Ao longo de nossa história aqui na terra, muitos filósofos, teólogos, místicos de todos os cantos do mundo, estudiosos da condição humana escreveram sobre viver em plenitude. Utilizaram-se de abordagens e terminologias diversas, próprias de sua cultura ou profissão de fé, como iluminação, redenção, estado de graça, nirvana, paz interior... Mas todos eles concluem que são necessárias duas atitudes para alcançarmos este estado: leveza e encantamento.

Leveza, no sentido de libertação. Ser livre o bastante para não ficar pesado, agarrado ao chão, encarcerado no corpo por limitações impostas pela matéria, já que estamos todos subordinados a ela. Paradoxalmente, esse limite muitas vezes nos leva a acreditar que tudo o que temos é eterno, não fugaz. Talvez, por isto, nossas angústias, misérias e medos estão sempre ligados ao apego. Carregamos conosco o medo de perder aquilo que já perdemos, já não é nosso, pois nos serão tirados quando não mais estivermos limitados ao corpo. Já perdemos tanta coisa durante a caminhada! Por que nos apegarmos a bolhas de sabão? Elas estouram no espaço, não suportam o tempo.

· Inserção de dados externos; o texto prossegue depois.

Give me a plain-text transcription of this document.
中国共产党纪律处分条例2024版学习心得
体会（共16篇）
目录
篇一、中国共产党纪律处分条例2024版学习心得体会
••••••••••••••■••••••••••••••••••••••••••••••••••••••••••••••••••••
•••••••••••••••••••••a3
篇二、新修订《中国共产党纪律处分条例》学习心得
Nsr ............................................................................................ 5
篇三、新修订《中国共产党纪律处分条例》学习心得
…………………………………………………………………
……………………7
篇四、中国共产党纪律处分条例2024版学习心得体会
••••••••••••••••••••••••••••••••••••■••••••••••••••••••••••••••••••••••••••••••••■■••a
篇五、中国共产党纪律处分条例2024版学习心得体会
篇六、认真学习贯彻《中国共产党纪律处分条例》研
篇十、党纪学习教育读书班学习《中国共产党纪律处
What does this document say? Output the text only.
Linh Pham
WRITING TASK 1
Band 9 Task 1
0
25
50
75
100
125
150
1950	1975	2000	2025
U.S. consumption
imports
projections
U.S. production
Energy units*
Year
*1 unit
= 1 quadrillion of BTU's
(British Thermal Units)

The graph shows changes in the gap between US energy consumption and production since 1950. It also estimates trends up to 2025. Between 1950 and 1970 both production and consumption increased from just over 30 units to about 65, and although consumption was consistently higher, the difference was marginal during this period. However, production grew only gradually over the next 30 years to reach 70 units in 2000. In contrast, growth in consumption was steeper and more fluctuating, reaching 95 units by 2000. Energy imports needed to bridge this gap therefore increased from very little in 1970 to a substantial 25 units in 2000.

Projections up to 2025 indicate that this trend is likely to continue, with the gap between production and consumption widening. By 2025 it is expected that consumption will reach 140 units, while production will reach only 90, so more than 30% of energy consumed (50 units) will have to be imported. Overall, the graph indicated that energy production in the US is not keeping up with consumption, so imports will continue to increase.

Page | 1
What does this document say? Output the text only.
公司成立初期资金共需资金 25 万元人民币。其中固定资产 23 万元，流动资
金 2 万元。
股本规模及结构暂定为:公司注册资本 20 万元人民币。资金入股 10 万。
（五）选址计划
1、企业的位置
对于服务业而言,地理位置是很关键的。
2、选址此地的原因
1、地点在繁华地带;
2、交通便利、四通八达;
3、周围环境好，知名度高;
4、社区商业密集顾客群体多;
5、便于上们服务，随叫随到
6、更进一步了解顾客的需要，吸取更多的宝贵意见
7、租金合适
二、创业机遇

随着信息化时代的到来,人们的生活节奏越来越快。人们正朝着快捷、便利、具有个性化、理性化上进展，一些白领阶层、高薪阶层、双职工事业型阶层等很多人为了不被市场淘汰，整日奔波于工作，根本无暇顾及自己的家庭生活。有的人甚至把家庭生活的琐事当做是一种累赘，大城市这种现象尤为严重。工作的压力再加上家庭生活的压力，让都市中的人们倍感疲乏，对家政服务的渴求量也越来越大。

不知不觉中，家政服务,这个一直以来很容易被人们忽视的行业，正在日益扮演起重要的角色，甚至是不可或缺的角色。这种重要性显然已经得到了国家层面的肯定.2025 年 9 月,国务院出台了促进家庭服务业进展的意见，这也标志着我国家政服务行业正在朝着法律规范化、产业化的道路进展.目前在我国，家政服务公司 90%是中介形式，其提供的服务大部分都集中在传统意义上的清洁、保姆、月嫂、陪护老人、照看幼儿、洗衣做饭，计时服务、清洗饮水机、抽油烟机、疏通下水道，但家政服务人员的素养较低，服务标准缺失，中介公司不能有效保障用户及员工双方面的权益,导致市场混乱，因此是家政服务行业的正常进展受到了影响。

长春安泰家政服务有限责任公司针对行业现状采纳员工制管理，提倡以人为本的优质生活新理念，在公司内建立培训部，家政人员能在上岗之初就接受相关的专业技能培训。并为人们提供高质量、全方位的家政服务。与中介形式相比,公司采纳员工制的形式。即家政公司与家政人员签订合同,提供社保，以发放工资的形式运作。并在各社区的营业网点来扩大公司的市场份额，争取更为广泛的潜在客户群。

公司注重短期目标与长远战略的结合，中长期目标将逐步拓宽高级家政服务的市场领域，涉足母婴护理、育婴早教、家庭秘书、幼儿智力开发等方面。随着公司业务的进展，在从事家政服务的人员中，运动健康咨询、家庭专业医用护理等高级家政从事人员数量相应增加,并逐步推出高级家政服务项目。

Se, por um lado, tempo e espaço nos amarram, nos limitam, por outro, poderão nos ensinar o peso das coisas em nossa vida, a densidade que colocamos – além daquela natural que cada partícula de matéria já contem em si – nos objetos, nos bens e, porque não dizer, nas pessoas. O tempo e o espaço nos dão a verdadeira dimensão de nossos apegos; sendo finitos, revelam-nos a infinitude de nossos sonhos, o imponderável de nossos desejos e a nossa ânsia de libertação.

Mas como nos libertar se ainda estamos presos? A resposta é sempre a mesma, em todas as raças, em todas as culturas e religiões: Por meio do desapego. Precisamos nos livrar de tudo o que nos amarra, de todo o peso que carregamos ao longo dessa vida, malas cheias de lembranças, mágoas e ressentimentos. Nesta estrada, precisamos viajar mais leves, desapegarmos aos poucos de tudo aquilo que nos prende e que nos deixa pesados, ligados ao efêmero. Precisamos buscar a leveza nas relações com a posse, com a pose, com o poder, e tornar mais leves nossos relacionamentos interpessoais. O outro é um universo inteiro de possibilidades, uma realidade nova e insondável, livre, que não podemos escravizar nem dominar. Tão livre que não nos pode prender, nem alienar, nem limitar. Na relação plena, não cabe o apego; ele gera o medo de perder. E o medo é o contrário do amor. Quem ama liberta, desapega, vive no mundo, mas não é do mundo.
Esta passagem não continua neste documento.